The mayor’s quip that a kangaroo should be sent to make the Australians feel better fell flat, being widely interpreted as a jibe and quickly surfacing on Twitter as #kangaroogate.
Paes explained Wednesday he’d not meant any harm and offered “a formal apology, almost a diplomatic thing.”
Flanked by Australian athletes, Chiller praised Brazil for the “passion and the commitment” in carrying out emergency repairs — and gave Paes a stuffed kangaroo.
About half of the buildings in the 31-building complex, which will house some 19,000 team members from around the world, have had issues.
But International Olympic Committee chief Thomas Bach, who arrived in Rio on Wednesday, said that “the remaining ones will be solved in the next 24 or 48 hours.”
Asked later how much the rush repair job was costing, Paes responded: “I don’t know.”
– Brazilians gloomy over Olympics –
The Village’s problems are another embarrassment for Brazil, which is struggling to show it can cope with the pressure during a severe recession and political crisis.
Organizers are already facing questions over low ticket sales, public apathy, fears over the Zika virus, and a spike in street crime as police complain of lack of resources.
A poll published in Sao Paulo’s Estadao newspaper found that 60 percent of Brazilians believe the Olympics will bring more bad than good to the country.
The Ibope poll found only 32 percent of Brazilians expect the first Games ever held in South America to be more positive than negative.
This split showed a darker mood than on the eve of the last major sporting event hosted by Brazil, the 2014 football World Cup.

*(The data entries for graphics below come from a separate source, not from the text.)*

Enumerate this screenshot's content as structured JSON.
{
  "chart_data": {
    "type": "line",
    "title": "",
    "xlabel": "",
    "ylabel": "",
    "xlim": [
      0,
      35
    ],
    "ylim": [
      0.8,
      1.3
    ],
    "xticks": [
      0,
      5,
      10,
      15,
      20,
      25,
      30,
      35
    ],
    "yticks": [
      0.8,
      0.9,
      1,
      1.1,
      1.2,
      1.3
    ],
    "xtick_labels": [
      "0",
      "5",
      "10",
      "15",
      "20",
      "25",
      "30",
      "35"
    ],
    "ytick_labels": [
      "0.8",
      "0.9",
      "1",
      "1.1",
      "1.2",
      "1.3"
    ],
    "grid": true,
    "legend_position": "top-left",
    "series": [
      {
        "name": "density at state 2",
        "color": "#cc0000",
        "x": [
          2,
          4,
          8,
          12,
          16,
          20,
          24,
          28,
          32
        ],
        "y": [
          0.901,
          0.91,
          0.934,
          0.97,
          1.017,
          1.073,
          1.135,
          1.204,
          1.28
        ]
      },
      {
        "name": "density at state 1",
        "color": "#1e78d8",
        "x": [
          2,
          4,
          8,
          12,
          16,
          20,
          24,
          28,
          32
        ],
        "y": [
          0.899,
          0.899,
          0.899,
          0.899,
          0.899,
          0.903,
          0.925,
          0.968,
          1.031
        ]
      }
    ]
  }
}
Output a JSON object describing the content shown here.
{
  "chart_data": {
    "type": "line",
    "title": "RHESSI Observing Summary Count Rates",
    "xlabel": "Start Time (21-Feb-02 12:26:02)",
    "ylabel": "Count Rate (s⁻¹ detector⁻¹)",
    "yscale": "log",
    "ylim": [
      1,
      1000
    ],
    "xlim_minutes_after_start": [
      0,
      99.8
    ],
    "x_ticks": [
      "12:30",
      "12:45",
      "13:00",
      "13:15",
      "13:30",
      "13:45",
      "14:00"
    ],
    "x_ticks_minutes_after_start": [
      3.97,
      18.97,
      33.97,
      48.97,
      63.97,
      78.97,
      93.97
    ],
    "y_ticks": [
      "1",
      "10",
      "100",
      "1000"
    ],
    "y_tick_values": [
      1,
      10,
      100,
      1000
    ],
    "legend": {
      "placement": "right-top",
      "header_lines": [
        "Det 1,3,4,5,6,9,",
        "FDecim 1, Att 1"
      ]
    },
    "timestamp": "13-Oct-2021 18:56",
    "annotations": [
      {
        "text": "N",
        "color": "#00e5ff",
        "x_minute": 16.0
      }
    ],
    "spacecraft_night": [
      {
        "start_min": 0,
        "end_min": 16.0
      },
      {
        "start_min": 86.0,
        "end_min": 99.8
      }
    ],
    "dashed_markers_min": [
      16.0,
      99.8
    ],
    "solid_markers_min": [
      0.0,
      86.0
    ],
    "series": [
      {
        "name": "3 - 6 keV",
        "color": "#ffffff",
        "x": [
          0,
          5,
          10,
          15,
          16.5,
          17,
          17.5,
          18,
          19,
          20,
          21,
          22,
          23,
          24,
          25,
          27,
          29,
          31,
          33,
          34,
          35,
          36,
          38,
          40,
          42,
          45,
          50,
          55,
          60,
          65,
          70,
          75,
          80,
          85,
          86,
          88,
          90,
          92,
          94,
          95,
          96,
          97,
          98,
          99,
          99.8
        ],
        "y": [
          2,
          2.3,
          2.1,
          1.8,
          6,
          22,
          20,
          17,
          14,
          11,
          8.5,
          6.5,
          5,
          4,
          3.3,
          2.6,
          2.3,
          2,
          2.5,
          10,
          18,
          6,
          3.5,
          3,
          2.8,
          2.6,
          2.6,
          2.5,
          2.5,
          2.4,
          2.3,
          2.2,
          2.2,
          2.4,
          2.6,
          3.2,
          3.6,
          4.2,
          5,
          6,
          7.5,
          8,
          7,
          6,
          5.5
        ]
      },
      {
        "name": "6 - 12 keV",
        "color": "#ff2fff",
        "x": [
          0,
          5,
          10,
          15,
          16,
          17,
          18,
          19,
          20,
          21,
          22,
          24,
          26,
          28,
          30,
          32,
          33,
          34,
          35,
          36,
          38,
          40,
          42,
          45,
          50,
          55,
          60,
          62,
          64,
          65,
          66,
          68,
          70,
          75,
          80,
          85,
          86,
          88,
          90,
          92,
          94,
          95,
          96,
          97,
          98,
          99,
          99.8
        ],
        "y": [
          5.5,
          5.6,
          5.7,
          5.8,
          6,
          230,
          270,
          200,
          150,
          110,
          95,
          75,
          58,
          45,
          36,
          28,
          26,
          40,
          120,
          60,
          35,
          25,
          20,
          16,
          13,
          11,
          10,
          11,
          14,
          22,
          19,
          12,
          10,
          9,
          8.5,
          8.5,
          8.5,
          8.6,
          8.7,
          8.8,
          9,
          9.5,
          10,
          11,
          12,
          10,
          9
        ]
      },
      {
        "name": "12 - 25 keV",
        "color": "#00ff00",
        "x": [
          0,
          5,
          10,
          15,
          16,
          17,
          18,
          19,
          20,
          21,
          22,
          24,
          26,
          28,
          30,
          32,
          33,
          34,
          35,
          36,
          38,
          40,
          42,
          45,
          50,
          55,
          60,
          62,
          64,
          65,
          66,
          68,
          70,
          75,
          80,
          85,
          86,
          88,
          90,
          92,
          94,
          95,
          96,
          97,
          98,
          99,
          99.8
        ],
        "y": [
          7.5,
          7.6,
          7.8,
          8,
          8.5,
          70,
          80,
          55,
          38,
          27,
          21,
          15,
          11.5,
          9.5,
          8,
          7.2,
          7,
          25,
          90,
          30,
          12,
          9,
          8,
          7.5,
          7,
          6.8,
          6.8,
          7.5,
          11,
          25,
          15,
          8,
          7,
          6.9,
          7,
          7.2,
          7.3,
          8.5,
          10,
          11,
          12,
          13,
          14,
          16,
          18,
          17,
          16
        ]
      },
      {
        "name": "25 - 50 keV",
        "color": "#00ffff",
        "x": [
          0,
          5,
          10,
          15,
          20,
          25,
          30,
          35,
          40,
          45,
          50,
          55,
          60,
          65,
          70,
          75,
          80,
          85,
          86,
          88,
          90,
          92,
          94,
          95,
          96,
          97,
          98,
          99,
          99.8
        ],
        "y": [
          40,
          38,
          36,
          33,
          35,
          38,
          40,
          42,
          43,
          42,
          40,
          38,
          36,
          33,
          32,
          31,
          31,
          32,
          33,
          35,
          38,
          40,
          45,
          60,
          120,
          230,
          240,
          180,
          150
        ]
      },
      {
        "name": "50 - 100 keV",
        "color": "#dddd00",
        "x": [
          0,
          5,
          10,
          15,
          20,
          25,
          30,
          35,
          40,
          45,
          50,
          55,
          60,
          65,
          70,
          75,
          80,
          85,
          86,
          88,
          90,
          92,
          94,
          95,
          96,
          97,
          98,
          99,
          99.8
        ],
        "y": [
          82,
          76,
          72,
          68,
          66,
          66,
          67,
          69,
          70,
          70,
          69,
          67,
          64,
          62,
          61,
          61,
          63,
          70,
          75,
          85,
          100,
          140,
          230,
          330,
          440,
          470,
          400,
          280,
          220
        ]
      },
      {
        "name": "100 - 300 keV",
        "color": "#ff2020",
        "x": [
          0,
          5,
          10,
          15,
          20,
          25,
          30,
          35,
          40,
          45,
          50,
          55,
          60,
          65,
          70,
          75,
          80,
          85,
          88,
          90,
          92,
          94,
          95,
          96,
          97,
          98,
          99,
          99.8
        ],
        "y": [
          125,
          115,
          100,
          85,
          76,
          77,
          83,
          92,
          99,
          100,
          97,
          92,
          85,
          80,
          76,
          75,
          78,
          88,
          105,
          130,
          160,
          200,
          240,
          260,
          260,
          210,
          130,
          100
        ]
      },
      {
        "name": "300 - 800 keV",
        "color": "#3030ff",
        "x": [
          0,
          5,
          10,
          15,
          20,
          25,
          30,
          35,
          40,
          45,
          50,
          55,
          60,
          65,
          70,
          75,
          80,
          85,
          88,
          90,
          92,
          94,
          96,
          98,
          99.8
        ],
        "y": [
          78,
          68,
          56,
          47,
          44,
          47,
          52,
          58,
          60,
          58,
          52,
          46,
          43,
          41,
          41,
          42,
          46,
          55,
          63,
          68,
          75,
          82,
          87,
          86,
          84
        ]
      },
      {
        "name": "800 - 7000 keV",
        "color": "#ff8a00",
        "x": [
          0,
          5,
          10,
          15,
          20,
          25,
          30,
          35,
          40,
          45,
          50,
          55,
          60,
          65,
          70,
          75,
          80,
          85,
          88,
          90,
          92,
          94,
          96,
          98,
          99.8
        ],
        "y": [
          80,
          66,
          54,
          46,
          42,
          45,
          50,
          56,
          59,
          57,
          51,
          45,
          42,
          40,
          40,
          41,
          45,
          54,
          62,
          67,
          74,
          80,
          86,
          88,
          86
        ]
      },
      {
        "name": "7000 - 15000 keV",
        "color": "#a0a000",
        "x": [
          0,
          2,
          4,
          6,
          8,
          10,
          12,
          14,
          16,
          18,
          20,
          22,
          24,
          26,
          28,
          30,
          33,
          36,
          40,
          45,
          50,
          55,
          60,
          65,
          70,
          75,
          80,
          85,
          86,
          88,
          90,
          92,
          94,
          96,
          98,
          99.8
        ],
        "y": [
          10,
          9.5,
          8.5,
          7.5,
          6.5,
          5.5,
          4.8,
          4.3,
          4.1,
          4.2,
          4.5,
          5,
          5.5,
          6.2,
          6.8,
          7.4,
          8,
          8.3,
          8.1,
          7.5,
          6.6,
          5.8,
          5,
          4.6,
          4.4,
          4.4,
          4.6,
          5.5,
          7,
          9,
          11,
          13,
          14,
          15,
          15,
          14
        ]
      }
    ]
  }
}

Then, 40 percent expected more negative outcomes compared to 43 percent who were optimistic.
Paes brushed off the poll, telling Estadao that “the city of Rio is already benefiting from the legacy, the population is already benefiting.”
When Brazil won the Rio hosting rights back in 2009, the economy was booming and then president Luiz Inacio Lula da Silva was immensely popular.
Today Brazil is in economic retreat, while Lula faces serious corruption allegations and his handpicked successor Dilma Rousseff risks being removed from office in an impeachment vote shortly after the Games end.
Amnesty International on Wednesday highlighted bloody police violence in Rio by laying 40 body bags in front of the Olympic organizing committee headquarters — each representing people killed by city officers in May alone.
“Our main worry is that there is an escalation of police violence as we get closer to the Games,” said Amnesty expert Renata Neder.